General Traxalla also falls in love with Orazia, further complicating the interpersonal drama.

=== Act IV ===
Zempoalla and Traxalla visiting Montezuma in prison. Zempoalla threatens Traxalla to keep him from killing Montezuma and Zempoalla confesses her love to Montezuma but is refused. Traxalla does the same to Orazia, who refuses him as well. Monzezuma and Orazia choose death over giving their lives to Zempoalla and Traxalla. Zempoalla and Traxalla leave and order Orazia, Montezuma, and King Inca to be ritually sacrificed.

After Zempoalla and Traxalla depart Acias arrives however to remove Orazia. In this conflict Acias challenges Montezuma to a duel over Orazia and Acias is given a fatal wound.

Traxalla and Zempoalla arrive back to the prison with the Aztec army and recapture Montezuma and Orazia. Orazia sings a love song to Montezuma.

=== Act V ===
Priests of the Aztecs arrive at the prison to sacrifice Orazia, Montezuma, and King Inca. During this, Zempoalla watches Acias bleed to death from and breaks down. In her grief Zempoalla tries to kill Montezuma but chooses to cut him free of his bindings instead. Montezuma then kills Traxalla.

In a shocking twist, Amexia arrives and is revealed as the rightful Queen of the Aztecs. Amexia describes all that happens and we learn that Montezuma is actually a prince of the Aztecs and heir to the throne. Zempoalla, now completely distraught, reveals a dagger and stabs herself, taking her own life in grief.

Now satisfied, King Inca gives Montezuma a blessing to marry. (In the 1695 premiere, the bodies of Acias, Traxalla, and Zempoalla are left on stage.

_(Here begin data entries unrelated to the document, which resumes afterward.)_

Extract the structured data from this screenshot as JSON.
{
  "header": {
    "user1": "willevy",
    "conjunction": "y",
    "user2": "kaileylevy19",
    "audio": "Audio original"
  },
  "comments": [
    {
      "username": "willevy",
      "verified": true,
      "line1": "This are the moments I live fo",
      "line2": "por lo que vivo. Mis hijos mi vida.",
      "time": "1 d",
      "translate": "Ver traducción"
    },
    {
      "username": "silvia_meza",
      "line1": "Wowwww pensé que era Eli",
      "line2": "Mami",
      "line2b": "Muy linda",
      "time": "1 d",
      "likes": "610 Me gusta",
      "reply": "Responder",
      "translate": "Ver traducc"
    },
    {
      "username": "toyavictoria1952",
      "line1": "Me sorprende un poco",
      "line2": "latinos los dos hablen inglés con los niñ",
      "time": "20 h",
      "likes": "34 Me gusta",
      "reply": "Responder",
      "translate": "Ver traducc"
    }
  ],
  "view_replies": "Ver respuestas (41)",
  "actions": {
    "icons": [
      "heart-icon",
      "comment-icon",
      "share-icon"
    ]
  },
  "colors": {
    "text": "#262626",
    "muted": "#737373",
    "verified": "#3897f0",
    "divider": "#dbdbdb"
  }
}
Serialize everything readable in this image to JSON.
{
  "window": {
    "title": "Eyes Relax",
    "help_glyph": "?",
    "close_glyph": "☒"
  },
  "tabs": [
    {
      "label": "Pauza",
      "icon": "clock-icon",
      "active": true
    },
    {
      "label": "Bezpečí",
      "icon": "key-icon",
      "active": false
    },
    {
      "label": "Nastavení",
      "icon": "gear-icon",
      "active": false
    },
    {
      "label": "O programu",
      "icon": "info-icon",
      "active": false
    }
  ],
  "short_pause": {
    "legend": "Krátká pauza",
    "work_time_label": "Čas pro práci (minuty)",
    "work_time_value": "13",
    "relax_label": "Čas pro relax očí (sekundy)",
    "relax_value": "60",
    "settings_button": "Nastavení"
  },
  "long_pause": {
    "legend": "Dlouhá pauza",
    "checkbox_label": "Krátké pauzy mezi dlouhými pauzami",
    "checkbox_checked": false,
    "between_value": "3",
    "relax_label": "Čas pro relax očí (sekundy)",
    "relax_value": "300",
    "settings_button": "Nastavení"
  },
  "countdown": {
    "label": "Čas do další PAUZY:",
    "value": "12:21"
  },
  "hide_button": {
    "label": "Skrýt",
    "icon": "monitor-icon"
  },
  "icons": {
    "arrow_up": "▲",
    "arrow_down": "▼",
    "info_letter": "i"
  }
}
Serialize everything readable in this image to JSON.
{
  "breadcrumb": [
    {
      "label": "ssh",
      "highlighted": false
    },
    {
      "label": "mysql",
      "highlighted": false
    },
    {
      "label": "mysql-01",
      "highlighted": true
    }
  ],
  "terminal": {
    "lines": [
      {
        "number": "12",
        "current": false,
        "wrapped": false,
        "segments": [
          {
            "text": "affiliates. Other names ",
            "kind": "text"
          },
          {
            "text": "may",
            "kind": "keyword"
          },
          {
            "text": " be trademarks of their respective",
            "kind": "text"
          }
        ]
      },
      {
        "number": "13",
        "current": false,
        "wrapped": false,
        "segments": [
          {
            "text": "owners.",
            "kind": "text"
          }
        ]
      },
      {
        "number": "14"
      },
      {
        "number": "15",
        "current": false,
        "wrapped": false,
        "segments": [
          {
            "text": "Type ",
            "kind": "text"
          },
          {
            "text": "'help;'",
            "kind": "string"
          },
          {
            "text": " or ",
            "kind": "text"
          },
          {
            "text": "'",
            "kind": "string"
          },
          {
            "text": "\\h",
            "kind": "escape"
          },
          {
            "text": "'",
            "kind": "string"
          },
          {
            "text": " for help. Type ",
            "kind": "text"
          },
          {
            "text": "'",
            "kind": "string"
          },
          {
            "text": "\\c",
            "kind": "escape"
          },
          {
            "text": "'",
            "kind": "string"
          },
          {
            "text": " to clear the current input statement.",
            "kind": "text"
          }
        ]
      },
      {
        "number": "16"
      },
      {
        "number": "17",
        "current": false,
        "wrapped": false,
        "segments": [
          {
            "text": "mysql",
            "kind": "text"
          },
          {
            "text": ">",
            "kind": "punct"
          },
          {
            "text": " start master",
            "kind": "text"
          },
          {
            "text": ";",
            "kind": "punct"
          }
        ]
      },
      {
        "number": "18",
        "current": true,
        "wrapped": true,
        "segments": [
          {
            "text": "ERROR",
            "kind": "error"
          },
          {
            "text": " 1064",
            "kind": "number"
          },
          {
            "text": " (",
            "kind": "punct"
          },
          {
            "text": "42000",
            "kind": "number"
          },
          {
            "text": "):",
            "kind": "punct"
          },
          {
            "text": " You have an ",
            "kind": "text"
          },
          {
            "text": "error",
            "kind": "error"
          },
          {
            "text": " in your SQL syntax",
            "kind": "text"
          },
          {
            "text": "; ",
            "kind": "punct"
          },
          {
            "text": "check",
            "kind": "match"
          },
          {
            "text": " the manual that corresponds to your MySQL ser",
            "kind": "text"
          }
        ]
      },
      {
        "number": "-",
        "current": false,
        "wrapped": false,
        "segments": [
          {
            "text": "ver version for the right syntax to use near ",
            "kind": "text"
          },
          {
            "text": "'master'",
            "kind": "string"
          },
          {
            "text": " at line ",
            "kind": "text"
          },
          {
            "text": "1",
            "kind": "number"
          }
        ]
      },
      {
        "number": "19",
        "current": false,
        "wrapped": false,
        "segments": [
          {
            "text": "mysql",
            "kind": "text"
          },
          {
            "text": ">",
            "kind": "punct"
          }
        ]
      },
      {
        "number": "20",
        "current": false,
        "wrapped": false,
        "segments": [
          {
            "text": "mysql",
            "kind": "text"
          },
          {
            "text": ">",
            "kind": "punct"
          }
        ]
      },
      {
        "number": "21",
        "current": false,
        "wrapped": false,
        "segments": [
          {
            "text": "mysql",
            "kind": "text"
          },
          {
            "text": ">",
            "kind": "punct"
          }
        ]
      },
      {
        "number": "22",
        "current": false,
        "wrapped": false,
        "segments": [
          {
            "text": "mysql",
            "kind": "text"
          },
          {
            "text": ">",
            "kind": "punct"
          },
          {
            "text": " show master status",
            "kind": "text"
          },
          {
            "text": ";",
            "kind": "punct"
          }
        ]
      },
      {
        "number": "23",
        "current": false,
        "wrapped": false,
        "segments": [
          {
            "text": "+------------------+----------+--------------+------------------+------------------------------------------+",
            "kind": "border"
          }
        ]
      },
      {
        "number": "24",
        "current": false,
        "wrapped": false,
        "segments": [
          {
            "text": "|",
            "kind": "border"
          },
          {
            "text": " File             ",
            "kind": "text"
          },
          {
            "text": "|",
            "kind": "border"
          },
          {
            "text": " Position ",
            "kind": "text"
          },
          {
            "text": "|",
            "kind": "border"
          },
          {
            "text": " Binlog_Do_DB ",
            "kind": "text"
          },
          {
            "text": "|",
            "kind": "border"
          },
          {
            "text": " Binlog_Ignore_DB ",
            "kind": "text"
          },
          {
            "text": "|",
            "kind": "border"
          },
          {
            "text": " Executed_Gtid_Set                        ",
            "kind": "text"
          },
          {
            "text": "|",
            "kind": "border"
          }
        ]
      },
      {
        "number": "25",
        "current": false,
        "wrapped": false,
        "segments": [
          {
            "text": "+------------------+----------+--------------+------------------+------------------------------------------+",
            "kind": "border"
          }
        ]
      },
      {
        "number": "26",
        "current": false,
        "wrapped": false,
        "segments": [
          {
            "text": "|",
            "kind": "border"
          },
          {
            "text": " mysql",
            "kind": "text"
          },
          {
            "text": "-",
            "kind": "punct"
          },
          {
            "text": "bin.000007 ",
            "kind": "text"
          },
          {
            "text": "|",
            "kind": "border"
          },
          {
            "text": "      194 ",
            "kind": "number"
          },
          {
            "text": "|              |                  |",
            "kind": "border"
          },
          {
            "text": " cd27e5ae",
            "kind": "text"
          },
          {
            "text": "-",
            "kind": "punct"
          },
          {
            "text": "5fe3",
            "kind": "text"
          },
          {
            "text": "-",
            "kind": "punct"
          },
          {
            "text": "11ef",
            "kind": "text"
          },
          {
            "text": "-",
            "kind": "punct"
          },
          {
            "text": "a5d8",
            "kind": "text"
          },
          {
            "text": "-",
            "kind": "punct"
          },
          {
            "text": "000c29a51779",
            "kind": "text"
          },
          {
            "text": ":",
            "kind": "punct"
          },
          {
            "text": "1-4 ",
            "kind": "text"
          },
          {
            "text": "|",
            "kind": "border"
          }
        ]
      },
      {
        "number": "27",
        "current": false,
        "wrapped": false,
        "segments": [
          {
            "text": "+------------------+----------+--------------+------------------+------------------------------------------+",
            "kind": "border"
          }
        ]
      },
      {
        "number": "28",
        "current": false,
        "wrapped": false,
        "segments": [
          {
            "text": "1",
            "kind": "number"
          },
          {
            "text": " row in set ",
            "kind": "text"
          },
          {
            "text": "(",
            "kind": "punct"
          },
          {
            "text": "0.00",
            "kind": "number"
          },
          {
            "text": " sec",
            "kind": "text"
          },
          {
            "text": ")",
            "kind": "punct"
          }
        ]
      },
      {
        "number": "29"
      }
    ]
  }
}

In the 1696 production, which the added Masque, the bodies are cleared from the stage.)

=== Masque ===
A masque is held to celebrate the marriage of Montezuma and Orazia.

==Musical numbers==

- Movt. 1, 1st Music, (Air and Hornpipe)
- Movt. 2, 2nd Music, (Air and Hornpipe)
- Movt. 3, Overture, (Grave and Canzon)
- Prologue
  - Movt. 4a, Trumpet Tune
  - Movt. 4b, Aria, "Wake Quivera, wake"
  - Movt. 4c, Prelude
  - Movt. 4d, Aria, "Why should men quarrel"
- Act 2
  - Movt. 5, Symphony
  - Movt. 6, Aria and Chorus, "I come to sing great Zempoalla's story"
  - Movt. 7, Trio, "What flatt'ring noise is this"
  - Movt. 8, Trumpet tune
  - Movt. 9, Symphony
  - Movt. 10, Dance
  - Movt. 11, 2nd Act Music (Trumpet Tune reprise)
- Act 3
  - Movt. 12, Dance
  - Movt. 13, Aria, "Ye twice ten hundred deities"
  - Movt. 14, Symphony
  - Movt. 15, Aria, "Seek not to know what must not be reveal'd"
  - Movt. 16, Trumpet Overture (Canzon and Adagio)
  - Movt. 17a, Duet and Quartet, "Ah! Ah! How happy are we!"
  - Movt. 17h, Aria, "I attempt from love's sickness to fly"
  - Movt. 18, 3rd Act Tune (Rondeau)
  - Movt. 19, Aria, "They tell us that you mighty powers above"
  - Movt. 20, 4th Act Tune
  - Movt. 21a, Prelude and Chorus, "While thus we bow before your shrine"
  - Movt. 21b, Aria, "You who at the altar stand"
  - Movt. 21c, Prelude
  - Movt. 21d, Chorus, "All dismal sounds thus on these off'rings wait"
  - Movt. 22, Air

==Recordings==
- The Indian Queen Soloists, St. Anthony Singers, English Chamber Orchestra, conducted by Charles Mackerras (Decca L'Oiseau-Lyre, 1966)
- The Indian Queen Soloists, Deller Singers, King's Musick, conducted by Alfred Deller (Harmonia Mundi)
- The Indian Queen Soloists, Monteverdi Choir, English Baroque Soloists, conducted by John Eliot Gardiner (Erato, 1980)
- The Indian Queen Soloists, Academy of Ancient Music, conducted by Christopher Hogwood (Decca L'Oiseau-Lyre, 1995)
- The Indian Queen Soloists, The Purcell Simfony and the Purcell Simfony Voices (Linn, 1995)
- The Indian Queen Soloists, Scholars' Baroque Ensemble (Naxos, 1998)
- The Indian Queen Soloists, London Chamber Singers, London Chamber Orchestra. conducted by Anthony Bernard (Music Guild MS-124, 196x?)